J Hepatol. 2013 Feb;58(2):225-33. doi: 10.1016/j.jhep.2012.09.029. Epub 2012 Oct 6.
BACKGROUND & AIMS: A better understanding of the immunomodulatory effects of PegIFNα therapy could allow more rational optimisation of future therapeutic approaches in chronic HBV infection. In this study, we evaluated dynamic changes in the innate and adaptive arms of the immune system induced by PegIFNα.
PBMC were obtained from a cohort of patients with eAg-negative CHB before, during and after PegIFNα treatment. The number, phenotype and function of global and virus-specific T cells and NK cells were analyzed by flow cytometry and serum cytokines by ELISA or CBA.
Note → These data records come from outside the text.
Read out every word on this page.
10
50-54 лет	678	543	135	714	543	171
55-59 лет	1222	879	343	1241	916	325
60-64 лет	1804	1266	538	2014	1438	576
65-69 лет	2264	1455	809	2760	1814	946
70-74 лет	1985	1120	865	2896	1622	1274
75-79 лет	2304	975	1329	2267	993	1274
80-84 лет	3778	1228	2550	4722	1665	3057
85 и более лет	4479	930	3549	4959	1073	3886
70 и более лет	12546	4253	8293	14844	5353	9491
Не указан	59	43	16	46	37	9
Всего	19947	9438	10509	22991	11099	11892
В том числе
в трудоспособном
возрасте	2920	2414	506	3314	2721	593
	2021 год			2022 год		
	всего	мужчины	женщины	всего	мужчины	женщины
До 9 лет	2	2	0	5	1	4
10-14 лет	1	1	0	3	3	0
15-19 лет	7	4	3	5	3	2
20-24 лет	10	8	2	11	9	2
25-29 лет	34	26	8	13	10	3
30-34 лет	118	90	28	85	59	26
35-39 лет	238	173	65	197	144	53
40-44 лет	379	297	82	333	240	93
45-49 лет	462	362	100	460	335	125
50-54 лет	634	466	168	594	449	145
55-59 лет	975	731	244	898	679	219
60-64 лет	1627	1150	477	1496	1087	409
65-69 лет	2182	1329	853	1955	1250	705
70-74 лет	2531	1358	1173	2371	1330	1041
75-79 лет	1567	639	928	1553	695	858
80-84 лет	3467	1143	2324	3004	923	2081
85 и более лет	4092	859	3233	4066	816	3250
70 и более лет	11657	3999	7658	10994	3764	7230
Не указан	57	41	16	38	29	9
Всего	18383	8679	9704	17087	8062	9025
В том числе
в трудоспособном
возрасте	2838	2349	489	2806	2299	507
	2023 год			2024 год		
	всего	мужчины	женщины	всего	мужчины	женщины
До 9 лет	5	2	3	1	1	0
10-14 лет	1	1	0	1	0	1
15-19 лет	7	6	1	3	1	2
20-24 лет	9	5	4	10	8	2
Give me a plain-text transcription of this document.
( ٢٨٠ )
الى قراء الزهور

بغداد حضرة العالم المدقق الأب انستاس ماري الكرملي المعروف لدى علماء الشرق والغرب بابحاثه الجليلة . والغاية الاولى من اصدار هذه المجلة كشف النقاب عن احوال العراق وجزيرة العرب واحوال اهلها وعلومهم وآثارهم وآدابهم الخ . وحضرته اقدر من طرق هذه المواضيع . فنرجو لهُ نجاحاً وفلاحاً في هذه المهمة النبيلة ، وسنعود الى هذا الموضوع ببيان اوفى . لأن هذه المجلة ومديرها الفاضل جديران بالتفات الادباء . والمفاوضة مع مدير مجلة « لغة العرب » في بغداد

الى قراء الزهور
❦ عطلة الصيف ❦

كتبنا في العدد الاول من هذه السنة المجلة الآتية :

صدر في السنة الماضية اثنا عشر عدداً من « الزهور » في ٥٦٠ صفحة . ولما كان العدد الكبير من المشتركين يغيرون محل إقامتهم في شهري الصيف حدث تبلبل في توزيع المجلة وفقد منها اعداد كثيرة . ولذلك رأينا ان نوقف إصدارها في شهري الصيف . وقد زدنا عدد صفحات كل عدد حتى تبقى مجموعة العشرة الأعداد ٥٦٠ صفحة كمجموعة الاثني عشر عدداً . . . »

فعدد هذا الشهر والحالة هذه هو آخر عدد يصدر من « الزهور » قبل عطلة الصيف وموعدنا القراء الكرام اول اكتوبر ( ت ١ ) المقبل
The absolute number of CD8 T cells was strikingly reduced on PegIFNα therapy (p<0.001), with a predominant loss of end-stage effectors, including CMV-specific CD8 T cells. There was no significant recovery of the exhausted HBV-specific CD8 T cell response. By contrast, PegIFNα was able to potently and cumulatively drive the proliferation and expansion in absolute numbers of CD56(bright) NK cell numbers (p<0.001), with induction of the pro-proliferative cytokine IL-15. Expanded CD56(bright) NK cells showed enhanced expression of activation markers and the activating receptor NKp46, accompanied by augmentation of TRAIL and IFN-γ expression (p<0.001). Peak virological response (temporal within individual patients and cross-sectional within the cohort) correlated with the degree of expansion of functional CD56(bright) NK cells.
IFN-α mediates divergent effects on the innate and adaptive arms of the immune system in vivo. The efficacy of PegIFNα may be limited by its depleting effect on CD8 T cells; conversely, it can cumulatively drive proliferation, activation and antiviral potential of CD56(bright) NK cells.
更好地了解 PegIFNα 治疗的免疫调节作用,可以使我们更合理地优化未来慢性乙型肝炎病毒(HBV)感染的治疗方法。本研究评估了 PegIFNα 治疗诱导的固有免疫和适应性免疫系统的动态变化。
从 eAg 阴性 CHB 患者队列中获得 PBMC,在 PegIFNα 治疗前、治疗中和治疗后进行分析。通过流式细胞术分析总 T 细胞和病毒特异性 T 细胞及 NK 细胞的数量、表型和功能,通过 ELISA 或 CBA 分析血清细胞因子。
PegIFNα 治疗时 CD8 T 细胞数量明显减少(p<0.001),其中包括 CMV 特异性 CD8 T 细胞在内的终末效应器细胞显著丢失。HBV 特异性 CD8 T 细胞衰竭反应没有明显恢复。相比之下,PegIFNα 能够强有力地、累积地驱动 CD56(bright)NK 细胞数量的增殖和扩增(p<0.001),并诱导促增殖细胞因子 IL-15。扩增的 CD56(bright)NK 细胞表现出激活标志物和激活受体 NKp46 的表达增强,同时 TRAIL 和 IFN-γ 的表达增强(p<0.001)。峰值病毒学应答(在个体患者的时间内和队列的横截面内)与功能 CD56(bright)NK 细胞的扩增程度相关。
IFN-α在体内对固有免疫和适应性免疫系统具有不同的作用。PegIFNα 的疗效可能受到其对 CD8 T 细胞的耗竭作用的限制;相反,它可以累积地驱动 CD56(bright)NK 细胞的增殖、激活和抗病毒潜力。